May 5 is also the International Day of Prayer. I decided that an hour of prayer and meditation before entering back into the not-vacation mode would be good. Coming down Rt 15 from Pa into Md, I wondered where could I worship and pray?
I figured my fall back would be the Basilica at Emmitsburg or the Grotto of Our Lady of Lourdes where Mother Seton had her vision of Mary an exit or two further down the road. I called a colleague, who is a minister, to see if her church was open on the auspicious day. But I got her voicemail.
My van drove past the exit for the Basilica of the National Shrine of Mother Elizabeth Ann Seton. When I went to the Grotto, I was surprised (and had forgotten) that it no longer is a quaint little quiet spot for reflection, but a tourist center, with two large buses in the outer parking lot today and a store by the bell tower.
I turned around and headed back to the highway and continued thinking, maybe I just needed to pull along side the road at 11 a.m. and take my chances. Prayer can be anywhere. The Catoctin Mountains are beautiful. The Blue Ridge mountains represent home in so many ways for me. I find myself exhaling a little more deeply when I am near them. Besides, I didn't want to spend my time driving around looking for a place since I had to be in town for work at 12:30 p.m.
As 11 a.m. arrived, I had not heard from my friend. The roadside shoulder off Rt 15 hardly seemed to be the prayerful place I was seeking. At 11:01 a.m., I found myself pulling into the Catoctin Mountain State Park's Manor Area. The Visitor Center was closed. A lone car was sitting there. No one was in the first picnic/play area. No cars were in the furthest parking lot, either.
I parked and got out of Partner's vehicle, a Dodge Journey, aptly named Pegasus. The air was chilly, the sky cloudy, and a light drizzle kept trying to get established.
Ah, today's chapel is here:
And here:
My family roots on my mother's side lived a few miles from here. I know my grandparents walked this area. My youngest daughter held a birthday party at the park one year. Memories that are deeper than my own lifespan live in these woods. Connections to these spring-fed mountain waters and rocks resonate in my bones.

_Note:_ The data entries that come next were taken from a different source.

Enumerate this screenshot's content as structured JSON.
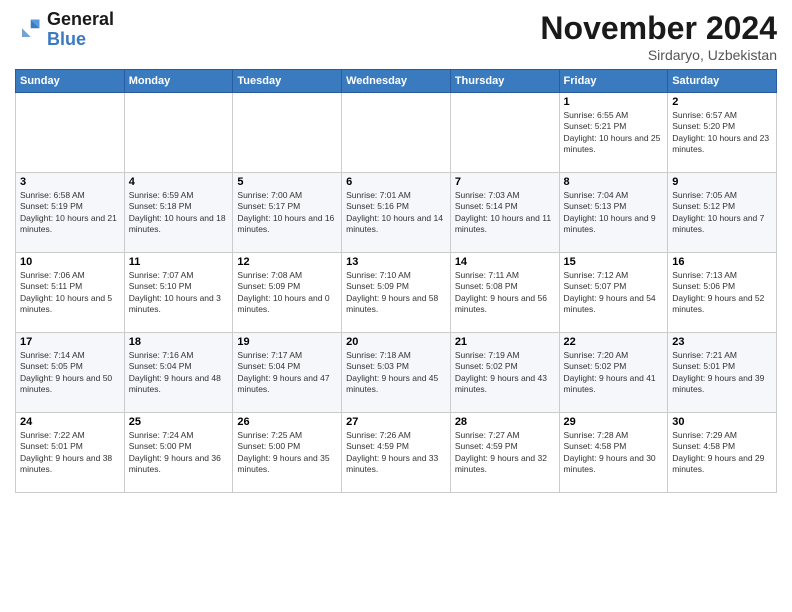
{
  "logo": {
    "line1": "General",
    "line2": "Blue"
  },
  "title": "November 2024",
  "subtitle": "Sirdaryo, Uzbekistan",
  "days_header": [
    "Sunday",
    "Monday",
    "Tuesday",
    "Wednesday",
    "Thursday",
    "Friday",
    "Saturday"
  ],
  "weeks": [
    [
      {
        "day": "",
        "info": ""
      },
      {
        "day": "",
        "info": ""
      },
      {
        "day": "",
        "info": ""
      },
      {
        "day": "",
        "info": ""
      },
      {
        "day": "",
        "info": ""
      },
      {
        "day": "1",
        "info": "Sunrise: 6:55 AM\nSunset: 5:21 PM\nDaylight: 10 hours and 25 minutes."
      },
      {
        "day": "2",
        "info": "Sunrise: 6:57 AM\nSunset: 5:20 PM\nDaylight: 10 hours and 23 minutes."
      }
    ],
    [
      {
        "day": "3",
        "info": "Sunrise: 6:58 AM\nSunset: 5:19 PM\nDaylight: 10 hours and 21 minutes."
      },
      {
        "day": "4",
        "info": "Sunrise: 6:59 AM\nSunset: 5:18 PM\nDaylight: 10 hours and 18 minutes."
      },
      {
        "day": "5",
        "info": "Sunrise: 7:00 AM\nSunset: 5:17 PM\nDaylight: 10 hours and 16 minutes."
      },
      {
        "day": "6",
        "info": "Sunrise: 7:01 AM\nSunset: 5:16 PM\nDaylight: 10 hours and 14 minutes."
      },
      {
        "day": "7",
        "info": "Sunrise: 7:03 AM\nSunset: 5:14 PM\nDaylight: 10 hours and 11 minutes."
      },
      {
        "day": "8",
        "info": "Sunrise: 7:04 AM\nSunset: 5:13 PM\nDaylight: 10 hours and 9 minutes."
      },
      {
        "day": "9",
        "info": "Sunrise: 7:05 AM\nSunset: 5:12 PM\nDaylight: 10 hours and 7 minutes."
      }
    ],
    [
      {
        "day": "10",
        "info": "Sunrise: 7:06 AM\nSunset: 5:11 PM\nDaylight: 10 hours and 5 minutes."
      },
      {
        "day": "11",
        "info": "Sunrise: 7:07 AM\nSunset: 5:10 PM\nDaylight: 10 hours and 3 minutes."
      },
      {
        "day": "12",
        "info": "Sunrise: 7:08 AM\nSunset: 5:09 PM\nDaylight: 10 hours and 0 minutes."
      },
      {
        "day": "13",
        "info": "Sunrise: 7:10 AM\nSunset: 5:09 PM\nDaylight: 9 hours and 58 minutes."
      },
      {
        "day": "14",
        "info": "Sunrise: 7:11 AM\nSunset: 5:08 PM\nDaylight: 9 hours and 56 minutes."
      },
      {
        "day": "15",
        "info": "Sunrise: 7:12 AM\nSunset: 5:07 PM\nDaylight: 9 hours and 54 minutes."
      },
      {
        "day": "16",
        "info": "Sunrise: 7:13 AM\nSunset: 5:06 PM\nDaylight: 9 hours and 52 minutes."
      }
    ],
    [
      {
        "day": "17",
        "info": "Sunrise: 7:14 AM\nSunset: 5:05 PM\nDaylight: 9 hours and 50 minutes."
      },
      {
        "day": "18",
        "info": "Sunrise: 7:16 AM\nSunset: 5:04 PM\nDaylight: 9 hours and 48 minutes."
      },
      {
        "day": "19",
        "info": "Sunrise: 7:17 AM\nSunset: 5:04 PM\nDaylight: 9 hours and 47 minutes."
      },
      {
        "day": "20",
        "info": "Sunrise: 7:18 AM\nSunset: 5:03 PM\nDaylight: 9 hours and 45 minutes."
      },
      {
        "day": "21",
        "info": "Sunrise: 7:19 AM\nSunset: 5:02 PM\nDaylight: 9 hours and 43 minutes."
      },
      {
        "day": "22",
        "info": "Sunrise: 7:20 AM\nSunset: 5:02 PM\nDaylight: 9 hours and 41 minutes."
      },
      {
        "day": "23",
        "info": "Sunrise: 7:21 AM\nSunset: 5:01 PM\nDaylight: 9 hours and 39 minutes."
      }
    ],
    [
      {
        "day": "24",
        "info": "Sunrise: 7:22 AM\nSunset: 5:01 PM\nDaylight: 9 hours and 38 minutes."
      },
      {
        "day": "25",
        "info": "Sunrise: 7:24 AM\nSunset: 5:00 PM\nDaylight: 9 hours and 36 minutes."
      },
      {
        "day": "26",
        "info": "Sunrise: 7:25 AM\nSunset: 5:00 PM\nDaylight: 9 hours and 35 minutes."
      },
      {
        "day": "27",
        "info": "Sunrise: 7:26 AM\nSunset: 4:59 PM\nDaylight: 9 hours and 33 minutes."
      },
      {
        "day": "28",
        "info": "Sunrise: 7:27 AM\nSunset: 4:59 PM\nDaylight: 9 hours and 32 minutes."
      },
      {
        "day": "29",
        "info": "Sunrise: 7:28 AM\nSunset: 4:58 PM\nDaylight: 9 hours and 30 minutes."
      },
      {
        "day": "30",
        "info": "Sunrise: 7:29 AM\nSunset: 4:58 PM\nDaylight: 9 hours and 29 minutes."
      }
    ]
  ]
}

I had come from a re-baptism in the ocean waters while on the Florida trip just two days prior. The feminine water pulsing in those waves was salty and gritty. In contrast, the peewees and the thrush were singing here with a crispness and sharp echoing in the woods that no electronic music could recreate. The babbling brook uttered its' own song.
I prayed and sang and did a walking meditation in these old woods alive with spring. I tried to take in everything that I saw and heard and felt. Lots of green. Familiar friends, the trees were comforting.

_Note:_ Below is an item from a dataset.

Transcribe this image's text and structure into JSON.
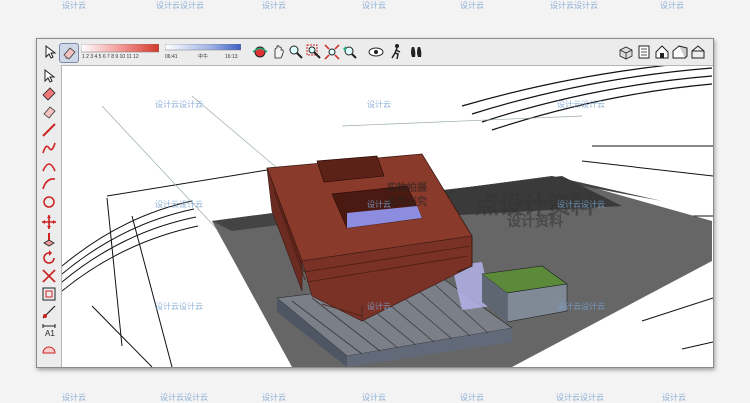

When I left the park, families with children and older couples were in the other parking areas. Life looked ordinary and normal. I returned to work.
The next day, a friend who knew about this side trip, said with great excitement, "Do you know where Catoctin Hollow Road is?" I couldn't place it. But after a wracking of the collective brains in our household, someone got a map. It was the road beside the park off Rt 15. A body had been found by morel hunters just off the road.
Was the dead body there the day before when I was?
It grieved me to think that while I was walking the banks of the creek, a 1/2 mile away there probably was a body dead in the woods. I can only hope it was a naturally occurring death and fresh on Friday, May 6. But I am aware of the violence in the world. There certainly have been times of great violence in the world. But the chilling and increasing ease with which people are killing each other frightens me.
No word on the cause of death yet. But as I looked at the pictures I had taken with my little camera phone at the park that day, I noticed a photo where at the bottom of a tree someone had knifed in the word/name: DANA.
For most people, Dana is a name of a person. For Buddhist and mindfulness practitioners, this has a different meaning. Dana (pronounced like the name Donna) is the practice of giving freely a donation to teachers who teach on how to end unnecessary suffering (the dharma).
Look towards top of beech in picture: dana |
Yes, of course. The trees stood witness to something in the woods down the road. The birds are singing of spring in the midst of the world's turmoil. The babbling creek upstream, in its unformed words, rhythmically flow from the mountain springs to the salty ocean without thought about how. But we too, can stand witness to and sing of and swim down towards our final destination called home as we put our hands together in prayer celebrating, lamenting and giving, what is ultimately, only ours for a brief span to time, back to the earth. It is our seemingly unique gift as humans to do this act in this particular form: praying in all manner and in all ways.
I have to laugh at how playful the universe can be. Maybe I say this just to amuse myself in the midst of the hardness of life. But how can I take myself so seriously when the trees look tatooed with the message I need? Where the exposed roots seem like outstretched arms, perhaps a version of the multi-armed Buddha of Compassion? This tree certainly gave its bark freely to carry the word Dana.
Although, I do wonder how Dana is doing these days? Did she/he cut it into the bark her/himself as a declaration of existence to the world? Or, did a lover mark the tree in hope of eternal love for each other? These, too, seem like acts of prayer.
I bow to the teachers and the teachings and the community of living things everywhere! May there be peace, love and humor in the world, just the way the world is.